Como todos los años, la fijación del salario mínimo constituye el cumplimiento de un deber presidencial en el que no se queda bien ni con Dios ni con el diablo, puesto que las partes expresan su desacuerdo con el monto. Para los trabajadores siempre es insuficiente el aumento mientras que los empresarios manifiestan su resistencia con la eterna cantaleta de que se perderán puestos de trabajo como resultado del incremento.
El argumento es insostenible porque no se puede defender ni justificar que con tal de tener empleos se acepten sueldos de miseria que ni siquiera llegan a cubrir el costo de la canasta básica de alimentación para una familia. Pero es obvio que la actitud de algunos empresarios no toma en cuenta la necesidad de dignificar el salario para dignificar, por esa vía, la vida de los trabajadores del país.
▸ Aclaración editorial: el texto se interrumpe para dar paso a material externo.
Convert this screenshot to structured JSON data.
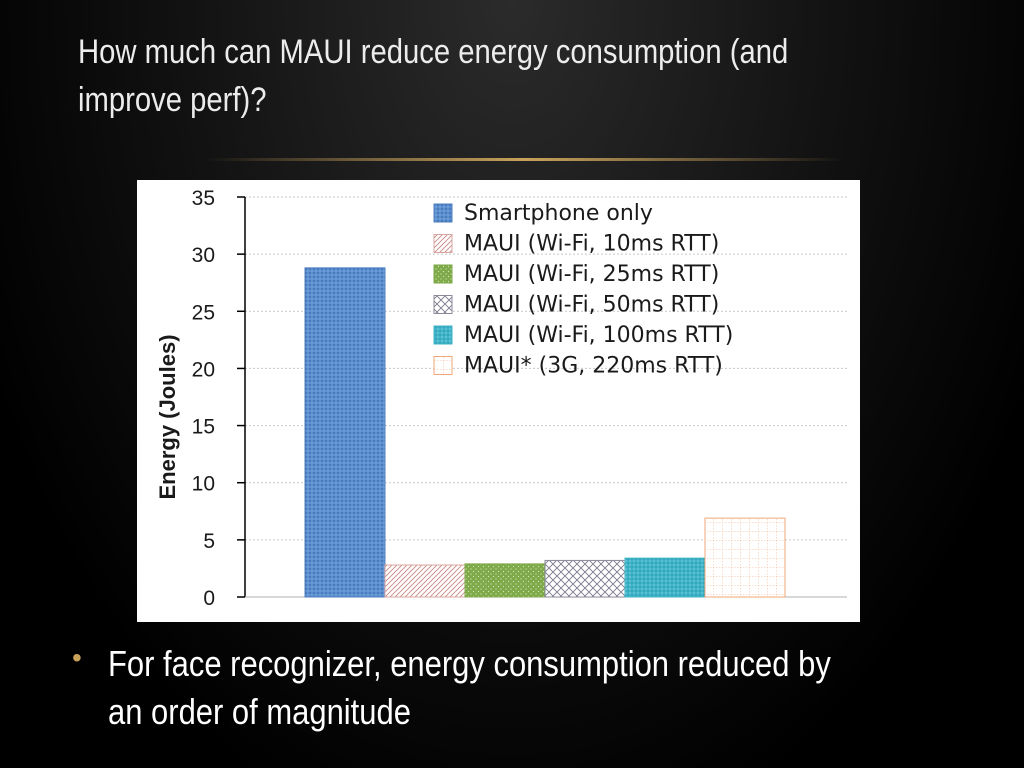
{
  "slide": {
    "title": "How much can MAUI reduce energy consumption (and improve perf)?",
    "bullet_symbol": "•",
    "bullet": "For face recognizer, energy consumption reduced by an order of magnitude"
  },
  "chart_data": {
    "type": "bar",
    "title": "",
    "xlabel": "",
    "ylabel": "Energy (Joules)",
    "ylim": [
      0,
      35
    ],
    "yticks": [
      0,
      5,
      10,
      15,
      20,
      25,
      30,
      35
    ],
    "grid": true,
    "legend_position": "top-right",
    "series": [
      {
        "name": "Smartphone only",
        "value": 28.8,
        "color": "#4f7fbf",
        "pattern": "dots"
      },
      {
        "name": "MAUI (Wi-Fi, 10ms RTT)",
        "value": 2.8,
        "color": "#d9a5a0",
        "pattern": "diagonal"
      },
      {
        "name": "MAUI (Wi-Fi, 25ms RTT)",
        "value": 2.9,
        "color": "#7faa4a",
        "pattern": "dots"
      },
      {
        "name": "MAUI (Wi-Fi, 50ms RTT)",
        "value": 3.2,
        "color": "#8a8a9a",
        "pattern": "crosshatch"
      },
      {
        "name": "MAUI (Wi-Fi, 100ms RTT)",
        "value": 3.4,
        "color": "#3fb3c7",
        "pattern": "dots"
      },
      {
        "name": "MAUI* (3G, 220ms RTT)",
        "value": 6.9,
        "color": "#f2a77a",
        "pattern": "grid"
      }
    ]
  }
}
Comparativamente con los salarios que se pagan en la región, el mínimo de Guatemala no es como para ahuyentar la inversión y hacer que los empleos se trasladen a otros países. De hecho, el país que más compite con el nuestro en atraer inversiones es Costa Rica, donde se pagan salarios más elevados porque tienen también una mano de obra más calificada, pero que tiene gancho con los inversionistas por otras razones, especialmente las que tienen que ver con seguridad.
Si, como dicen voceros de las maquilas, se perderán alrededor de quince mil empleos porque aumentó el salario mínimo para ese campo, la verdad es que no se estarán perdiendo quince mil empleos dignos, sino quince mil oportunidades para explotar a la mano de obra guatemalteca pagando salarios indecorosos que no sirven ni siquiera para cubrir el valor de los alimentos mínimos que debiera ingerir una familia.
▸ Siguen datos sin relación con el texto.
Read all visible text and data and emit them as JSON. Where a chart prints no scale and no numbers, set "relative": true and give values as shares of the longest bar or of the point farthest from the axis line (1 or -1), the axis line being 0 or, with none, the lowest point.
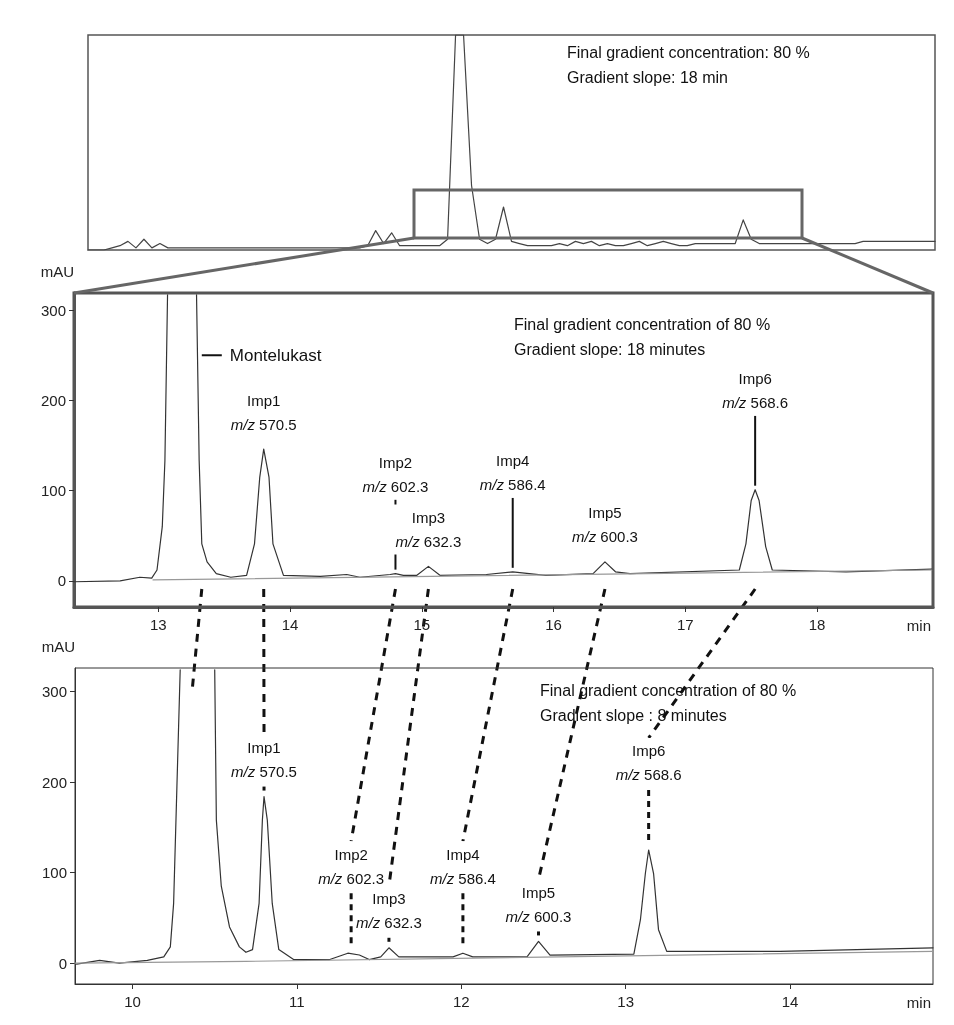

Creemos que el salario mínimo es una necesidad debido a que, como se demuestra con esas reacciones de resistencia, de no fijarlo el Estado, estarían pagando sueldos todavía más miserables y de hecho, aun con salario mínimo, hay muchos lugares en los que se contrata personal en condiciones que no llegan a cubrir los mínimos legales.
Sostenemos que ya no debe perderse el tiempo en juntas paritarias que jamás se van a poner de acuerdo porque la misión de los delegados es simplemente la de torpedear los acuerdos para impedir que se establezca un salario mínimo, estrategia que les funcionó a la perfección con Berger que se lavó las manos de incrementar los sueldos sobre la base de la falta de consensos. El Estado tiene el deber de tutelar los derechos elementales de los trabajadores y el salario mínimo, como se demuestra, es una absoluta necesidad.